Yes, if it fails, we would delete the history event that was created in that task, in order to clean it up. If it dies completely (i.e. process is killed), the finish time will never be filled in and it won't be considered when deciding if a repo needs to be synced or not.
at repo sync time in Library if there are changes (or package upload/remove), we need to delete all hsitory items for that particular repository
"if there are changes" - what is the ultimate way to know this? (that pulp re-published the repo?)
We do this today by looking at the 'added_count/removed_count/updated_count' for the sync in task. In pulp3 we can do it in a similar way (by looking for a created repo version)
At capsule sync time, if a history event exists in the table for a given repo and smart proxy that 'finished', do not schedule the sync.

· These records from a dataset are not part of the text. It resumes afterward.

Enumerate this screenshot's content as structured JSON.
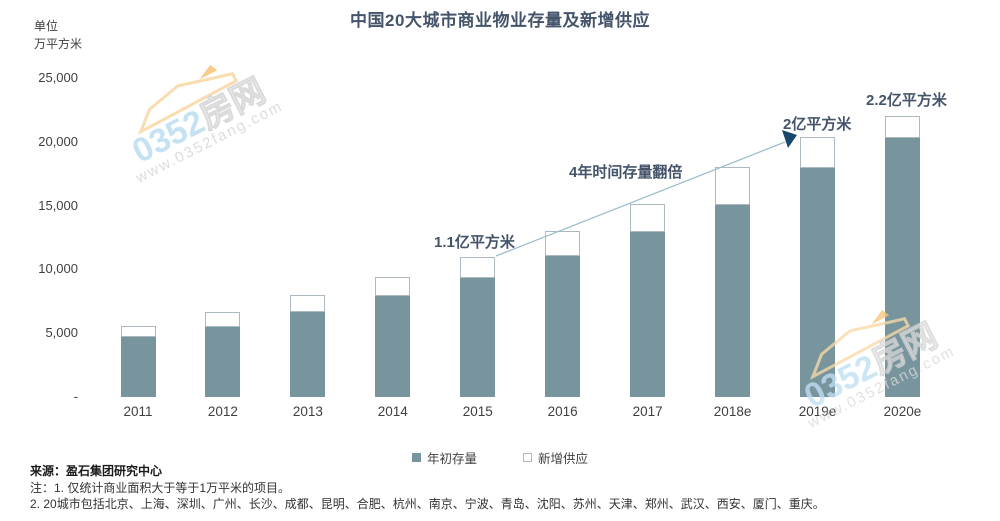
{
  "title": "中国20大城市商业物业存量及新增供应",
  "unit_label": {
    "line1": "单位",
    "line2": "万平方米"
  },
  "legend": {
    "stock": "年初存量",
    "supply": "新增供应"
  },
  "footer": {
    "source": "来源：盈石集团研究中心",
    "note1": "注：1. 仅统计商业面积大于等于1万平米的项目。",
    "note2": "2. 20城市包括北京、上海、深圳、广州、长沙、成都、昆明、合肥、杭州、南京、宁波、青岛、沈阳、苏州、天津、郑州、武汉、西安、厦门、重庆。"
  },
  "watermark": {
    "brand_prefix": "0352",
    "brand_suffix": "房网",
    "url": "www.0352fang.com"
  },
  "colors": {
    "title": "#44546A",
    "stock_fill": "#78959E",
    "supply_fill": "#FFFFFF",
    "supply_border": "#ADB9BF",
    "arrow_line": "#9DBECB",
    "arrow_head": "#17486B",
    "watermark_blue": "#BFDFF3",
    "watermark_orange": "#F9D9A7"
  },
  "chart_data": {
    "type": "bar",
    "stacked": true,
    "title": "中国20大城市商业物业存量及新增供应",
    "xlabel": "",
    "ylabel": "万平方米",
    "ylim": [
      0,
      25000
    ],
    "grid": false,
    "legend_position": "bottom",
    "categories": [
      "2011",
      "2012",
      "2013",
      "2014",
      "2015",
      "2016",
      "2017",
      "2018e",
      "2019e",
      "2020e"
    ],
    "series": [
      {
        "name": "年初存量",
        "color": "#78959E",
        "values": [
          4800,
          5600,
          6700,
          8000,
          9400,
          11100,
          13000,
          15100,
          18000,
          20400
        ]
      },
      {
        "name": "新增供应",
        "color": "#FFFFFF",
        "values": [
          800,
          1100,
          1300,
          1400,
          1600,
          1900,
          2100,
          2900,
          2400,
          1600
        ]
      }
    ],
    "y_ticks": {
      "values": [
        25000,
        20000,
        15000,
        10000,
        5000,
        0
      ],
      "labels": [
        "25,000",
        "20,000",
        "15,000",
        "10,000",
        "5,000",
        "-"
      ]
    },
    "annotations": [
      {
        "text": "1.1亿平方米",
        "target": "2015",
        "note": "total of 2015 bar ≈ 11,000万平方米"
      },
      {
        "text": "4年时间存量翻倍",
        "target": "2015→2019e",
        "note": "label on arrow"
      },
      {
        "text": "2亿平方米",
        "target": "2019e",
        "note": "total ≈ 20,400万平方米"
      },
      {
        "text": "2.2亿平方米",
        "target": "2020e",
        "note": "total ≈ 22,000万平方米"
      }
    ],
    "arrow": {
      "from_category": "2015",
      "to_category": "2019e"
    }
  }
}
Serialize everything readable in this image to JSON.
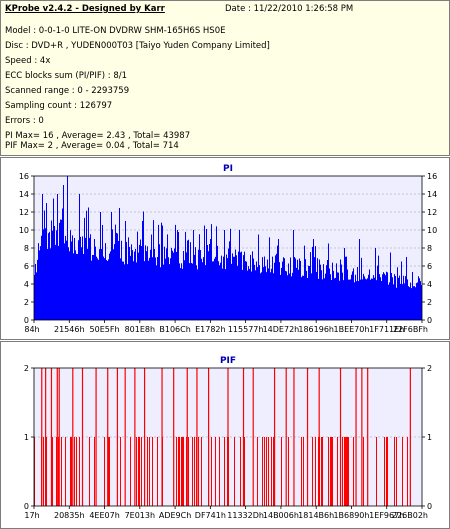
{
  "info": {
    "title": "KProbe v2.4.2 - Designed by Karr",
    "date": "Date : 11/22/2010 1:26:58 PM",
    "lines": [
      "Model : 0-0-1-0 LITE-ON DVDRW SHM-165H6S HS0E",
      "Disc : DVD+R , YUDEN000T03 [Taiyo Yuden Company Limited]",
      "Speed : 4x",
      "ECC blocks sum (PI/PIF) : 8/1",
      "Scanned range : 0 - 2293759",
      "Sampling count : 126797",
      "Errors : 0",
      "PI Max= 16 , Average= 2.43 , Total= 43987",
      "PIF Max= 2 , Average= 0.04 , Total= 714"
    ]
  },
  "colors": {
    "info_bg": "#ffffe6",
    "plot_bg": "#eeeeff",
    "pi_series": "#0000ff",
    "pif_series": "#ff0000",
    "title_text": "#0000b4"
  },
  "chart_data": [
    {
      "type": "bar",
      "title": "PI",
      "ylim": [
        0,
        16
      ],
      "yticks": [
        0,
        2,
        4,
        6,
        8,
        10,
        12,
        14,
        16
      ],
      "xlabels": [
        "84h",
        "21546h",
        "50E5Fh",
        "801E8h",
        "B106Ch",
        "E1782h",
        "115577h",
        "14DE72h",
        "186196h",
        "1BEE70h",
        "1F711Eh",
        "22F6BFh"
      ],
      "grid": true,
      "legend": "none",
      "series_name": "",
      "profile": [
        [
          0,
          6.0
        ],
        [
          0.02,
          9.5
        ],
        [
          0.05,
          10.5
        ],
        [
          0.1,
          9.0
        ],
        [
          0.16,
          8.6
        ],
        [
          0.25,
          8.0
        ],
        [
          0.35,
          7.6
        ],
        [
          0.5,
          7.2
        ],
        [
          0.62,
          6.7
        ],
        [
          0.75,
          5.9
        ],
        [
          0.86,
          5.3
        ],
        [
          0.93,
          4.8
        ],
        [
          1.0,
          4.6
        ]
      ],
      "peaks": [
        [
          0.085,
          16
        ],
        [
          0.075,
          15
        ],
        [
          0.06,
          14
        ],
        [
          0.115,
          14
        ],
        [
          0.05,
          13.5
        ],
        [
          0.03,
          13
        ],
        [
          0.02,
          14
        ],
        [
          0.14,
          12.5
        ],
        [
          0.17,
          12
        ],
        [
          0.2,
          12
        ],
        [
          0.235,
          11
        ],
        [
          0.28,
          11
        ],
        [
          0.33,
          10.5
        ],
        [
          0.37,
          10
        ],
        [
          0.41,
          10
        ],
        [
          0.44,
          10.5
        ],
        [
          0.49,
          10
        ],
        [
          0.53,
          10
        ],
        [
          0.58,
          9.5
        ],
        [
          0.63,
          9
        ],
        [
          0.67,
          10
        ],
        [
          0.72,
          9
        ],
        [
          0.76,
          8.5
        ],
        [
          0.8,
          8
        ],
        [
          0.84,
          9
        ],
        [
          0.88,
          8
        ],
        [
          0.92,
          7.5
        ],
        [
          0.96,
          7
        ]
      ]
    },
    {
      "type": "bar",
      "title": "PIF",
      "ylim": [
        0,
        2
      ],
      "yticks": [
        0,
        1,
        2
      ],
      "xlabels": [
        "17h",
        "20835h",
        "4EE07h",
        "7E013h",
        "ADE9Ch",
        "DF741h",
        "11332Dh",
        "14B006h",
        "1814B6h",
        "1B6890h",
        "1EF967h",
        "226B02h"
      ],
      "grid": true,
      "legend": "none",
      "series_name": "",
      "spikes2": [
        0.02,
        0.03,
        0.045,
        0.06,
        0.065,
        0.1,
        0.125,
        0.16,
        0.19,
        0.215,
        0.235,
        0.26,
        0.285,
        0.33,
        0.36,
        0.395,
        0.42,
        0.45,
        0.5,
        0.54,
        0.565,
        0.62,
        0.65,
        0.67,
        0.705,
        0.735,
        0.79,
        0.83,
        0.845,
        0.86,
        0.97
      ],
      "spike1_density": 0.42
    }
  ]
}
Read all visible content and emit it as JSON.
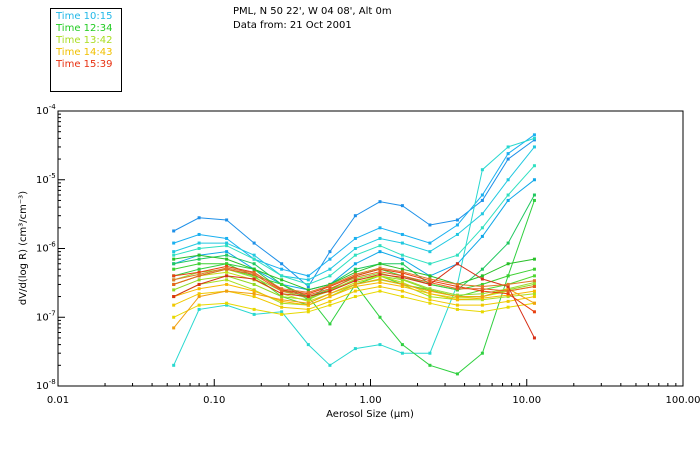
{
  "legend": [
    {
      "label": "Time 10:15",
      "color": "#22b8e8"
    },
    {
      "label": "Time 12:34",
      "color": "#22cc22"
    },
    {
      "label": "Time 13:42",
      "color": "#aadd22"
    },
    {
      "label": "Time 14:43",
      "color": "#f0c000"
    },
    {
      "label": "Time 15:39",
      "color": "#e83010"
    }
  ],
  "header": {
    "location": "PML, N 50 22', W 04 08', Alt 0m",
    "date": "Data from: 21 Oct 2001"
  },
  "chart_data": {
    "type": "line",
    "xscale": "log",
    "yscale": "log",
    "xlabel": "Aerosol Size (μm)",
    "ylabel": "dV/d(log R) (cm³/cm⁻³)",
    "xlim": [
      0.01,
      100
    ],
    "ylim": [
      1e-08,
      0.0001
    ],
    "x_ticks": [
      {
        "value": 0.01,
        "label": "0.01"
      },
      {
        "value": 0.1,
        "label": "0.10"
      },
      {
        "value": 1,
        "label": "1.00"
      },
      {
        "value": 10,
        "label": "10.00"
      },
      {
        "value": 100,
        "label": "100.00"
      }
    ],
    "y_ticks": [
      {
        "value": 1e-08,
        "label": "10",
        "exp": "-8"
      },
      {
        "value": 1e-07,
        "label": "10",
        "exp": "-7"
      },
      {
        "value": 1e-06,
        "label": "10",
        "exp": "-6"
      },
      {
        "value": 1e-05,
        "label": "10",
        "exp": "-5"
      },
      {
        "value": 0.0001,
        "label": "10",
        "exp": "-4"
      }
    ],
    "x": [
      0.055,
      0.08,
      0.12,
      0.18,
      0.27,
      0.4,
      0.55,
      0.8,
      1.15,
      1.6,
      2.4,
      3.6,
      5.2,
      7.6,
      11.2
    ],
    "series": [
      {
        "name": "10:15 a",
        "color": "#1e90e8",
        "values": [
          1.8e-06,
          2.8e-06,
          2.6e-06,
          1.2e-06,
          6e-07,
          2.8e-07,
          9e-07,
          3e-06,
          4.8e-06,
          4.2e-06,
          2.2e-06,
          2.6e-06,
          5e-06,
          2e-05,
          3.8e-05
        ]
      },
      {
        "name": "10:15 b",
        "color": "#1ab0f0",
        "values": [
          1.2e-06,
          1.6e-06,
          1.4e-06,
          7e-07,
          5e-07,
          4e-07,
          7e-07,
          1.4e-06,
          2e-06,
          1.6e-06,
          1.2e-06,
          2.2e-06,
          6e-06,
          2.4e-05,
          4.5e-05
        ]
      },
      {
        "name": "10:15 c",
        "color": "#20c8e0",
        "values": [
          9e-07,
          1.2e-06,
          1.2e-06,
          8e-07,
          4e-07,
          3.5e-07,
          5e-07,
          1e-06,
          1.4e-06,
          1.2e-06,
          9e-07,
          1.6e-06,
          3.2e-06,
          1e-05,
          3e-05
        ]
      },
      {
        "name": "10:15 d",
        "color": "#28d8d0",
        "values": [
          2e-08,
          1.3e-07,
          1.5e-07,
          1.1e-07,
          1.2e-07,
          4e-08,
          2e-08,
          3.5e-08,
          4e-08,
          3e-08,
          3e-08,
          3e-07,
          1.4e-05,
          3e-05,
          4e-05
        ]
      },
      {
        "name": "10:15 e",
        "color": "#30e0c0",
        "values": [
          8e-07,
          1e-06,
          1.1e-06,
          7e-07,
          4e-07,
          3e-07,
          4e-07,
          8e-07,
          1.1e-06,
          8e-07,
          6e-07,
          8e-07,
          2e-06,
          6e-06,
          1.6e-05
        ]
      },
      {
        "name": "10:15 f",
        "color": "#10a8e8",
        "values": [
          6e-07,
          8e-07,
          9e-07,
          5e-07,
          3e-07,
          2.5e-07,
          3e-07,
          6e-07,
          9e-07,
          7e-07,
          4e-07,
          6e-07,
          1.5e-06,
          5e-06,
          1e-05
        ]
      },
      {
        "name": "12:34 a",
        "color": "#20c860",
        "values": [
          6e-07,
          7e-07,
          8e-07,
          6e-07,
          3e-07,
          1.8e-07,
          3e-07,
          5e-07,
          6e-07,
          6e-07,
          3e-07,
          2.5e-07,
          5e-07,
          1.2e-06,
          6e-06
        ]
      },
      {
        "name": "12:34 b",
        "color": "#30d040",
        "values": [
          4e-07,
          5e-07,
          6e-07,
          5e-07,
          2.5e-07,
          2e-07,
          8e-08,
          3e-07,
          1e-07,
          4e-08,
          2e-08,
          1.5e-08,
          3e-08,
          4e-07,
          5e-06
        ]
      },
      {
        "name": "12:34 c",
        "color": "#3cd030",
        "values": [
          5e-07,
          6e-07,
          6e-07,
          4e-07,
          3e-07,
          2e-07,
          2.5e-07,
          4e-07,
          5e-07,
          4e-07,
          3e-07,
          2.5e-07,
          3e-07,
          4e-07,
          5e-07
        ]
      },
      {
        "name": "12:34 d",
        "color": "#50d830",
        "values": [
          3e-07,
          4e-07,
          5e-07,
          4e-07,
          2e-07,
          1.5e-07,
          2e-07,
          3e-07,
          4e-07,
          3e-07,
          2.5e-07,
          2e-07,
          2.5e-07,
          3e-07,
          4e-07
        ]
      },
      {
        "name": "12:34 e",
        "color": "#28c028",
        "values": [
          7e-07,
          8e-07,
          7e-07,
          5e-07,
          3.5e-07,
          2.5e-07,
          3e-07,
          4.5e-07,
          6e-07,
          5e-07,
          4e-07,
          3e-07,
          4e-07,
          6e-07,
          7e-07
        ]
      },
      {
        "name": "13:42 a",
        "color": "#90d820",
        "values": [
          2.5e-07,
          3.5e-07,
          4e-07,
          3e-07,
          2e-07,
          1.8e-07,
          2.5e-07,
          3.5e-07,
          4e-07,
          3.5e-07,
          2.5e-07,
          2e-07,
          2e-07,
          2.5e-07,
          3e-07
        ]
      },
      {
        "name": "13:42 b",
        "color": "#a8e020",
        "values": [
          2e-07,
          3e-07,
          3.5e-07,
          2.5e-07,
          1.6e-07,
          1.5e-07,
          2e-07,
          3e-07,
          3.5e-07,
          3e-07,
          2e-07,
          1.8e-07,
          1.8e-07,
          2e-07,
          2.2e-07
        ]
      },
      {
        "name": "13:42 c",
        "color": "#c0e018",
        "values": [
          3e-07,
          4e-07,
          4.5e-07,
          3.5e-07,
          2.2e-07,
          1.7e-07,
          2.2e-07,
          3.2e-07,
          4e-07,
          3.2e-07,
          2.2e-07,
          1.9e-07,
          2e-07,
          2.4e-07,
          2.8e-07
        ]
      },
      {
        "name": "13:42 d",
        "color": "#98dc30",
        "values": [
          3.5e-07,
          4.5e-07,
          5e-07,
          3.8e-07,
          2.4e-07,
          1.9e-07,
          2.4e-07,
          3.6e-07,
          4.4e-07,
          3.6e-07,
          2.6e-07,
          2.1e-07,
          2.2e-07,
          2.6e-07,
          3.2e-07
        ]
      },
      {
        "name": "14:43 a",
        "color": "#f0c800",
        "values": [
          1.5e-07,
          2.2e-07,
          2.4e-07,
          2e-07,
          1.4e-07,
          1.3e-07,
          1.7e-07,
          2.4e-07,
          2.8e-07,
          2.4e-07,
          1.8e-07,
          1.5e-07,
          1.5e-07,
          1.7e-07,
          2e-07
        ]
      },
      {
        "name": "14:43 b",
        "color": "#e8d800",
        "values": [
          1e-07,
          1.5e-07,
          1.6e-07,
          1.3e-07,
          1.1e-07,
          1.2e-07,
          1.5e-07,
          2e-07,
          2.4e-07,
          2e-07,
          1.6e-07,
          1.3e-07,
          1.2e-07,
          1.4e-07,
          1.6e-07
        ]
      },
      {
        "name": "14:43 c",
        "color": "#f8b800",
        "values": [
          2e-07,
          2.6e-07,
          3e-07,
          2.4e-07,
          1.7e-07,
          1.5e-07,
          2e-07,
          2.8e-07,
          3.2e-07,
          2.8e-07,
          2.2e-07,
          1.8e-07,
          1.9e-07,
          2.1e-07,
          2.4e-07
        ]
      },
      {
        "name": "14:43 d",
        "color": "#f0a010",
        "values": [
          7e-08,
          2e-07,
          2.4e-07,
          2.2e-07,
          1.8e-07,
          1.6e-07,
          2.2e-07,
          3e-07,
          3.6e-07,
          3e-07,
          2.4e-07,
          2e-07,
          2e-07,
          2.6e-07,
          1.6e-07
        ]
      },
      {
        "name": "15:39 a",
        "color": "#e84010",
        "values": [
          4e-07,
          4.5e-07,
          5.5e-07,
          4.5e-07,
          2.5e-07,
          2.2e-07,
          2.8e-07,
          4e-07,
          5e-07,
          4.4e-07,
          3.4e-07,
          2.8e-07,
          2.4e-07,
          2.2e-07,
          1.2e-07
        ]
      },
      {
        "name": "15:39 b",
        "color": "#e86020",
        "values": [
          3e-07,
          4e-07,
          5e-07,
          4.2e-07,
          2.4e-07,
          2.1e-07,
          2.6e-07,
          3.8e-07,
          4.6e-07,
          4e-07,
          3.2e-07,
          2.6e-07,
          2.6e-07,
          2.4e-07,
          2.8e-07
        ]
      },
      {
        "name": "15:39 c",
        "color": "#d83018",
        "values": [
          2e-07,
          3e-07,
          4e-07,
          3.6e-07,
          2.2e-07,
          2e-07,
          2.4e-07,
          3.4e-07,
          4.2e-07,
          3.8e-07,
          3e-07,
          6e-07,
          3.6e-07,
          2.8e-07,
          5e-08
        ]
      },
      {
        "name": "15:39 d",
        "color": "#e07828",
        "values": [
          3.5e-07,
          4.2e-07,
          5.2e-07,
          4.4e-07,
          2.6e-07,
          2.3e-07,
          2.9e-07,
          4.2e-07,
          5.2e-07,
          4.6e-07,
          3.6e-07,
          3e-07,
          2.8e-07,
          3e-07,
          3.4e-07
        ]
      }
    ]
  }
}
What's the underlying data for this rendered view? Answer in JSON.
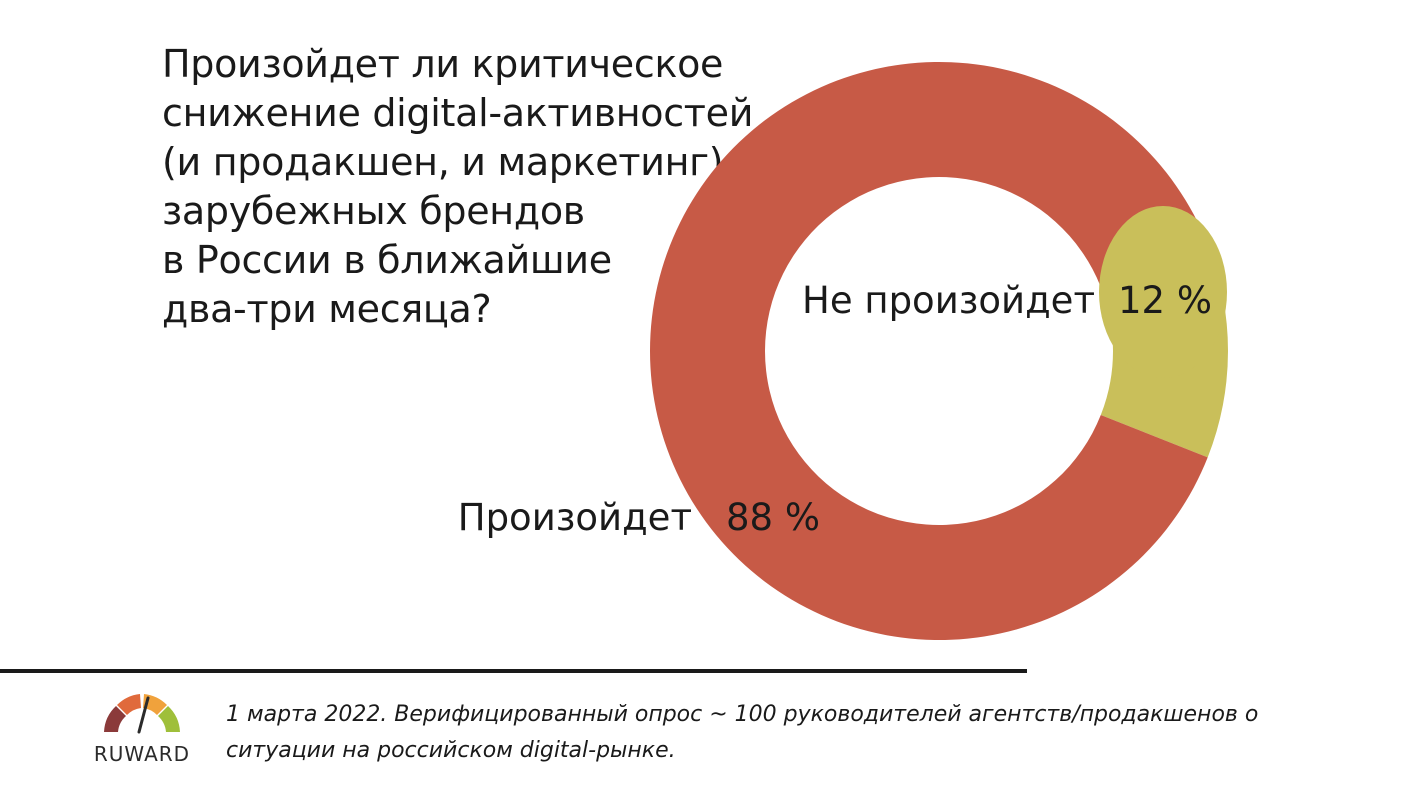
{
  "title_lines": [
    "Произойдет ли критическое",
    "снижение digital-активностей",
    "(и продакшен, и маркетинг)",
    "зарубежных брендов",
    "в России в ближайшие",
    "два-три месяца?"
  ],
  "chart_data": {
    "type": "pie",
    "variant": "donut",
    "slices": [
      {
        "label": "Произойдет",
        "value": 88,
        "value_label": "88 %",
        "color": "#c75a46"
      },
      {
        "label": "Не произойдет",
        "value": 12,
        "value_label": "12 %",
        "color": "#c9bf5a"
      }
    ],
    "legend": "none"
  },
  "footnote_lines": [
    "1 марта 2022. Верифицированный опрос ~ 100 руководителей агентств/продакшенов о",
    "ситуации на российском digital-рынке."
  ],
  "logo": {
    "text": "RUWARD",
    "gauge_colors": [
      "#8b3a3a",
      "#e06a3c",
      "#f0a23c",
      "#9fbf3a"
    ]
  }
}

So "prevent concurrent Capsule synces" feature will be implemented, in fact? Great! I am just curious on its granularity (whole caps sync vs. caps+repo sync) and concurrency (CV promote triggers few repo synces to a Capsule - what if one invokes this Caps sync while the repo synces are still in progress? Or vice verse?)
It actually wouldn't prevent them, as currently in progress syncs would have finish time blank on their history events, so the new syncs would still be started.
Updated by The Foreman Bot about 4 years ago
- Status changed from New to Ready For Testing
- Assignee set to Samir Jha
- Pull request https://github.com/Katello/katello/pull/8975 added
Updated by Brad Buckingham about 4 years ago
- Category changed from Performance to Repositories
Updated by Brad Buckingham about 4 years ago
- Category changed from Repositories to Performance
Updated by The Foreman Bot about 4 years ago
- Fixed in Releases Katello 4.0.0 added
Updated by Samir Jha about 4 years ago
- Status changed from Ready For Testing to Closed
Applied in changeset katello|2e1af3567183a9b74d218cddc7c9bfdee313d32d.